Hoy trabajamos por nuestra cuenta. El agua, bombeada, es abundante, y vendo limones y naranjas que cultivo en mi huerto, además de pollos, que es nuestro principal negocio. Elizabeth también produce queso con la leche de la vaca que tiene en la propiedad. "Antes, no era posible sin el refrigerador. Ahora, puedo hacer de todo. Incluso renuncié a Bolsa Família (un programa de asistencia social del gobierno). Ya no lo necesito. Puedo decir con orgullo que ahora tengo un trabajo e ingresos para mantener a mi familia".

40 vueltas alrededor de la Tierra

Hasta 2016, cuando los datos dejaron de actualizarse tras el golpe que destituyó a Dilma Rousseff de la Presidencia de la República, las inversiones en el programa "Luz para Todos" totalizaron R$ 22,7 mil millones, siendo R$ 16,8 mil millones provenientes del gobierno federal y el resto aportado por los gobiernos estaduales y las distribuidoras de energía.

Durante el mismo período, se instalaron 8,5 millones de postes para sostener los 1,6 millones de kilómetros de cables eléctricos que, como le gusta decir al expresidente Lula, darían 40 vueltas a la Tierra: 135,6 kilómetros bajo el agua. «Ninguna empresa privada, por muy humanista que fuera, lo haría, porque no era rentable, solo socialmente justo y éticamente necesario. Y solo el Estado podía asumir esta responsabilidad».

El programa, coordinado por el Ministerio de Minas y Energía, involucra a Eletrobras, cooperativas, organizaciones sociales, agentes y las propias comunidades. En otras palabras, enfrenta riesgos debido a la posibilidad de privatización del sector.

En una entrevista con Agência PT, el expresidente de la Empresa de Investigación Energética (EPE) y ministro interino de Minas y Energía en 2005, Maurício Tolmasquim, afirma: «Cuando asumimos el gobierno, el sector eléctrico estaba traumatizado». Tolmasquim se refiere al apagón de 2001, que sometió al país a un racionamiento que causó pérdidas millonarias.

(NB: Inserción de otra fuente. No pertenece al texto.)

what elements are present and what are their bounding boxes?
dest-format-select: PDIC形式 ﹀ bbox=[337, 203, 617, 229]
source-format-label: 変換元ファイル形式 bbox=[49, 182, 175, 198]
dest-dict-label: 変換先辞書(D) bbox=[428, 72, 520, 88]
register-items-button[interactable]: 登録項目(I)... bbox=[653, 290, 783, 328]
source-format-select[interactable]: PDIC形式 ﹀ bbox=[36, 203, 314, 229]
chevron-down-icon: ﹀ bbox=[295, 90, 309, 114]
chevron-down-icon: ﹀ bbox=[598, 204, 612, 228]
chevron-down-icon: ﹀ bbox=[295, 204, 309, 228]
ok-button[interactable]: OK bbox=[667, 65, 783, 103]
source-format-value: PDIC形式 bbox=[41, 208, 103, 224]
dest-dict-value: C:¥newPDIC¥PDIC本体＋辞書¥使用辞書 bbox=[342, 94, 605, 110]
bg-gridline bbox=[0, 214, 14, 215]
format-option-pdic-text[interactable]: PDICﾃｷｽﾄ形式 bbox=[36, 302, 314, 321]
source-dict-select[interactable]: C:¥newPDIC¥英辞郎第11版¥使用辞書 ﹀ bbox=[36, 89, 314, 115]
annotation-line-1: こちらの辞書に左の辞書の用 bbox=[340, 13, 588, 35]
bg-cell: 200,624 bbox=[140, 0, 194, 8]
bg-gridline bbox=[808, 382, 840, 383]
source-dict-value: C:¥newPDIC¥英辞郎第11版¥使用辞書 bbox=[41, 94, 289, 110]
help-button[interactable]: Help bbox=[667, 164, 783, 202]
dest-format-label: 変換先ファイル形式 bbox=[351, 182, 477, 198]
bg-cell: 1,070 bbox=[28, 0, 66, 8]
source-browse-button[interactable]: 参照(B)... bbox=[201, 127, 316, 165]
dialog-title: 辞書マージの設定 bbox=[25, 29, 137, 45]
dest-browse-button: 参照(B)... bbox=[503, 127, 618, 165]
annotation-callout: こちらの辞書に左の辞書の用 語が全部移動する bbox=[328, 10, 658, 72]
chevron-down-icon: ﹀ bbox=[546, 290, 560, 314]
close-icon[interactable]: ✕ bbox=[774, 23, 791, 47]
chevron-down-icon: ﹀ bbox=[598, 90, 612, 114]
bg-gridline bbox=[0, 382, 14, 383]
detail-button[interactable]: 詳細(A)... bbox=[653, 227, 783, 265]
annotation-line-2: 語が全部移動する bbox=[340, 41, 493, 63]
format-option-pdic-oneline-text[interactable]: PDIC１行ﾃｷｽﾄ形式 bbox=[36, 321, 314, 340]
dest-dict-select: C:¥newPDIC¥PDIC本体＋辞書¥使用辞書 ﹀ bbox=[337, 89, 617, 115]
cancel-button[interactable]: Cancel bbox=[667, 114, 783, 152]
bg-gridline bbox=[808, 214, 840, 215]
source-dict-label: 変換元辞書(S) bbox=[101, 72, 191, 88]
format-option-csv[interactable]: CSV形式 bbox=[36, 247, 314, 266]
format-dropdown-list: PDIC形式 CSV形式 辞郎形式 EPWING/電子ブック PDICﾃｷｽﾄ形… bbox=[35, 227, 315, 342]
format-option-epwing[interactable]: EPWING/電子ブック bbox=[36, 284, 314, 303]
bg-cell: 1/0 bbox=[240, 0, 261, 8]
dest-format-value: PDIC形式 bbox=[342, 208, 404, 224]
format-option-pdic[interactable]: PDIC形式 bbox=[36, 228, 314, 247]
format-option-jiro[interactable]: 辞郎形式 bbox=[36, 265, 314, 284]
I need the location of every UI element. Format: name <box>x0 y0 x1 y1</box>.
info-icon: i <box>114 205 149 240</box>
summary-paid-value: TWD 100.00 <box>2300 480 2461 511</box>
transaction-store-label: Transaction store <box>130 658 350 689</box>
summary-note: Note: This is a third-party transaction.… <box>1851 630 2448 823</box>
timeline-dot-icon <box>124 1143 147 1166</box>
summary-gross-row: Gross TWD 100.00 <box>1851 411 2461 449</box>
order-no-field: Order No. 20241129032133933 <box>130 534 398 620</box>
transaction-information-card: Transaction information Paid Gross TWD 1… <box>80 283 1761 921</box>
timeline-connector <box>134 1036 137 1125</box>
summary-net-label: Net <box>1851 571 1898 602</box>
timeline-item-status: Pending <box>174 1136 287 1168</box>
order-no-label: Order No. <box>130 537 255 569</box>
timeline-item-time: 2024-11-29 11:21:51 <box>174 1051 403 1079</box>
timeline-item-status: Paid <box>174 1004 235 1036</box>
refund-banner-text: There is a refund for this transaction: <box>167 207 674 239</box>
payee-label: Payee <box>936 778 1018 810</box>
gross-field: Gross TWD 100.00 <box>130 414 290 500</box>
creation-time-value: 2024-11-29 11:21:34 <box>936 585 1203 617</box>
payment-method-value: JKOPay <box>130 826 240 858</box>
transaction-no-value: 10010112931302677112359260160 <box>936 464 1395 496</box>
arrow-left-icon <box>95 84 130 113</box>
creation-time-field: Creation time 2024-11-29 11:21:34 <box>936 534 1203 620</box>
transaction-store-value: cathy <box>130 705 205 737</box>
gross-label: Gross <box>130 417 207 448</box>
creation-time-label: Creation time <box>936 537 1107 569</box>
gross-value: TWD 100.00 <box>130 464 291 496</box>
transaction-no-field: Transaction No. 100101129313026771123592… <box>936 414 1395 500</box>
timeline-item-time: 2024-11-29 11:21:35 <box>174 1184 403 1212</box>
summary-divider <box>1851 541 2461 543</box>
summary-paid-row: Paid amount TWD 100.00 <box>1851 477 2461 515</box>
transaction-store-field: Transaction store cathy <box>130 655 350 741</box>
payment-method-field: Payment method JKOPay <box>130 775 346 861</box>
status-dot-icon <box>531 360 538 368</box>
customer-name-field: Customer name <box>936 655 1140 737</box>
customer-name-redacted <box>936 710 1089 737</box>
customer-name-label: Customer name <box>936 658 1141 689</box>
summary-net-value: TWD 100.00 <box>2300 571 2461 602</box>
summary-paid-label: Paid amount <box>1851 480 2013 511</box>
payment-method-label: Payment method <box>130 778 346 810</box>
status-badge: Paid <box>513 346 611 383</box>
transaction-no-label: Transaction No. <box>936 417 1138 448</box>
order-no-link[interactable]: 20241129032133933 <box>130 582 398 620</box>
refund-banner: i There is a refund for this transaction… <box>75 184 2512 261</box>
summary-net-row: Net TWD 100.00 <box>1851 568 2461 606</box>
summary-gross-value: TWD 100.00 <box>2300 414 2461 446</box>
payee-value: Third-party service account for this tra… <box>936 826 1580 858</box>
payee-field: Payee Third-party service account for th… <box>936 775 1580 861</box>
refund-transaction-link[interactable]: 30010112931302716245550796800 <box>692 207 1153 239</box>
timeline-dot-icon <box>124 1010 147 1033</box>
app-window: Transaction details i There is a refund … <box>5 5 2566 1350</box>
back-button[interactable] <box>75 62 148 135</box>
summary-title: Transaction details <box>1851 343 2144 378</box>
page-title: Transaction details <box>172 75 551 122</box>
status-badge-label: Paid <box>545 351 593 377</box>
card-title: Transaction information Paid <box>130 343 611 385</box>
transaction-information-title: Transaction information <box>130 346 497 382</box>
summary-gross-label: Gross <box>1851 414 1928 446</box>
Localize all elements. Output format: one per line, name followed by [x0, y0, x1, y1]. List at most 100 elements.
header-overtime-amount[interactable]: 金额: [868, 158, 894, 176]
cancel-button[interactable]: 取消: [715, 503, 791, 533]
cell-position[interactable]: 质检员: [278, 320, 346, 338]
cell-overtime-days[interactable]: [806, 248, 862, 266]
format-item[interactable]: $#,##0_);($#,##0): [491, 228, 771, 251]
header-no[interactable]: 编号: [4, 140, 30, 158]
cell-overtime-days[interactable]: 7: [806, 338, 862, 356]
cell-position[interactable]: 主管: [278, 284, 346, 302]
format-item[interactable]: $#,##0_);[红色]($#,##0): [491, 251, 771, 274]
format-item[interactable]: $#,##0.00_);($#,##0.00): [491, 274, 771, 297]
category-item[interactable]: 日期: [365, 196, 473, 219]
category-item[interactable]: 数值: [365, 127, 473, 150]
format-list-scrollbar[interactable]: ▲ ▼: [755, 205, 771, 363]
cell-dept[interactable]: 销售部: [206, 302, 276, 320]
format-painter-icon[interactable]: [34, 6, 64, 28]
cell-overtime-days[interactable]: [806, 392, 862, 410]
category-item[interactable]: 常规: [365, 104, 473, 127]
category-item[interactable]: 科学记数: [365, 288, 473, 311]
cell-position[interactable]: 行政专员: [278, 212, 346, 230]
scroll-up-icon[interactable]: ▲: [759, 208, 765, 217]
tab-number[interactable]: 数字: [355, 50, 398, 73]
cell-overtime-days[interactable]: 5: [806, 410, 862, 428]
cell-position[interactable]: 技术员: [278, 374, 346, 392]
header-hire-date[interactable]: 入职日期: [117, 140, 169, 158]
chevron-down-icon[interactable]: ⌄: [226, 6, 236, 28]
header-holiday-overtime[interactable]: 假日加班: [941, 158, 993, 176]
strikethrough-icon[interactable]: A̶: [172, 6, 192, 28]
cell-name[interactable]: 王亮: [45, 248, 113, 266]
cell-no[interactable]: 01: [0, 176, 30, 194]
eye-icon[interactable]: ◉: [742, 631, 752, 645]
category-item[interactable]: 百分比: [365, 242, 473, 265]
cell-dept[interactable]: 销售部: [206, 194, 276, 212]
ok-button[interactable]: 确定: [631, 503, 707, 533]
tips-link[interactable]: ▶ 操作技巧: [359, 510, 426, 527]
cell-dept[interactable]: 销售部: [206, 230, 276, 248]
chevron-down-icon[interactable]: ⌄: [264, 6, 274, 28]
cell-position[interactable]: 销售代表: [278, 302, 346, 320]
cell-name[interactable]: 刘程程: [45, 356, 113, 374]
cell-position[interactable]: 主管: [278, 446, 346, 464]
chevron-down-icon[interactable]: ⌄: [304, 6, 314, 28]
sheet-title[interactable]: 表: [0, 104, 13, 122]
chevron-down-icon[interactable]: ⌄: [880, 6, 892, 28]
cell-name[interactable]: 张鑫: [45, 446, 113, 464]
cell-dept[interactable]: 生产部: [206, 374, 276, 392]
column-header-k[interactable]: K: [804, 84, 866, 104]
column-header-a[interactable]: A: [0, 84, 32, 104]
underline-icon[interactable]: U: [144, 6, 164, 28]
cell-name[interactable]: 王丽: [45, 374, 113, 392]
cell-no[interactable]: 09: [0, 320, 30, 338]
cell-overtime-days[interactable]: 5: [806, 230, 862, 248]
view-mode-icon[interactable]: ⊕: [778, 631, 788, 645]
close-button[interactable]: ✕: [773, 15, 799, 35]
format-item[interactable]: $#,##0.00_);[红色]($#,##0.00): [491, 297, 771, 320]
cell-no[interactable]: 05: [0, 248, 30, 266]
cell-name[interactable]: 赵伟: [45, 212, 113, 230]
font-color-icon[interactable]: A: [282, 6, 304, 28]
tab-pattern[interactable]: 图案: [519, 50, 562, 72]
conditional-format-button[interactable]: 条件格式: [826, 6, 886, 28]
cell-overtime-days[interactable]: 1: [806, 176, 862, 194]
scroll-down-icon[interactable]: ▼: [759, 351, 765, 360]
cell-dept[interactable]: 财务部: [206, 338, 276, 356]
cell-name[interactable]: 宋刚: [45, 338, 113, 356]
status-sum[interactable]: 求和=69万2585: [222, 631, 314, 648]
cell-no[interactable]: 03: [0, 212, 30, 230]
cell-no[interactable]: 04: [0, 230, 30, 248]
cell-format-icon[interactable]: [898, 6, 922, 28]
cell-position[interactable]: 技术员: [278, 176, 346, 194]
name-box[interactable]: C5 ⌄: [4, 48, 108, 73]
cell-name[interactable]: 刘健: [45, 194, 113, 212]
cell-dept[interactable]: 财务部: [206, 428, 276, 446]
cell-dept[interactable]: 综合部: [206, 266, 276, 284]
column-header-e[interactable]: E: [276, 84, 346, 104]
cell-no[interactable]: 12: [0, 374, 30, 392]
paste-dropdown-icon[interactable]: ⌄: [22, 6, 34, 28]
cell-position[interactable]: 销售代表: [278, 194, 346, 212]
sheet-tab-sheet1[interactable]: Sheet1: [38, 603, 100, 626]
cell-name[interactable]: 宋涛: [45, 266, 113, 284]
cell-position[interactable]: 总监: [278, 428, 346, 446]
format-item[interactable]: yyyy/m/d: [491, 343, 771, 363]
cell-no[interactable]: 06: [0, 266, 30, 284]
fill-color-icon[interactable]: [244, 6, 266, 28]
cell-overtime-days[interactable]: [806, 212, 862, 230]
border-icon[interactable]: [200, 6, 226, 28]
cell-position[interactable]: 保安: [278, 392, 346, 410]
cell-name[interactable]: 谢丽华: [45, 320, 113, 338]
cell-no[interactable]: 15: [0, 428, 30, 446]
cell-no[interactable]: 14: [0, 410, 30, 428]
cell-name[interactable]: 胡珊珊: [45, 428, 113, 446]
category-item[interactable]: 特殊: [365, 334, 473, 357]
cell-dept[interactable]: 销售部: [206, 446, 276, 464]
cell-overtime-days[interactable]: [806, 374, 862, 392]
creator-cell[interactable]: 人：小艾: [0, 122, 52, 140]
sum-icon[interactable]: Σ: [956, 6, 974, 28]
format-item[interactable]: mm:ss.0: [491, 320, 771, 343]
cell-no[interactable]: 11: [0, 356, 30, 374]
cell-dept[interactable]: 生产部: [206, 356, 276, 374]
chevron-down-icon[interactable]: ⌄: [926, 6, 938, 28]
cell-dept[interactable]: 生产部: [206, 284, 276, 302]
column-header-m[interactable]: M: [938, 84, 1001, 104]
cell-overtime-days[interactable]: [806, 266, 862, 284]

"El problema del racionamiento es que a las empresas estatales se les prohibía invertir porque estaban en proceso de privatización, y en ese momento el FMI consideraba la inversión como un gasto. La idea era que entrara capital privado, lo que nunca ocurrió", dijo el expresidente de EPE, quien también es profesor de la Universidad Federal de Río de Janeiro.

Según él, el gran logro del gobierno de Lula en el sector eléctrico fue establecer modelos tarifarios que incentivaron la expansión de la generación de energía a bajo costo, además de atender a millones de personas que aún vivían en la era de las lámparas de aceite.

*Con información de la Agencia PT.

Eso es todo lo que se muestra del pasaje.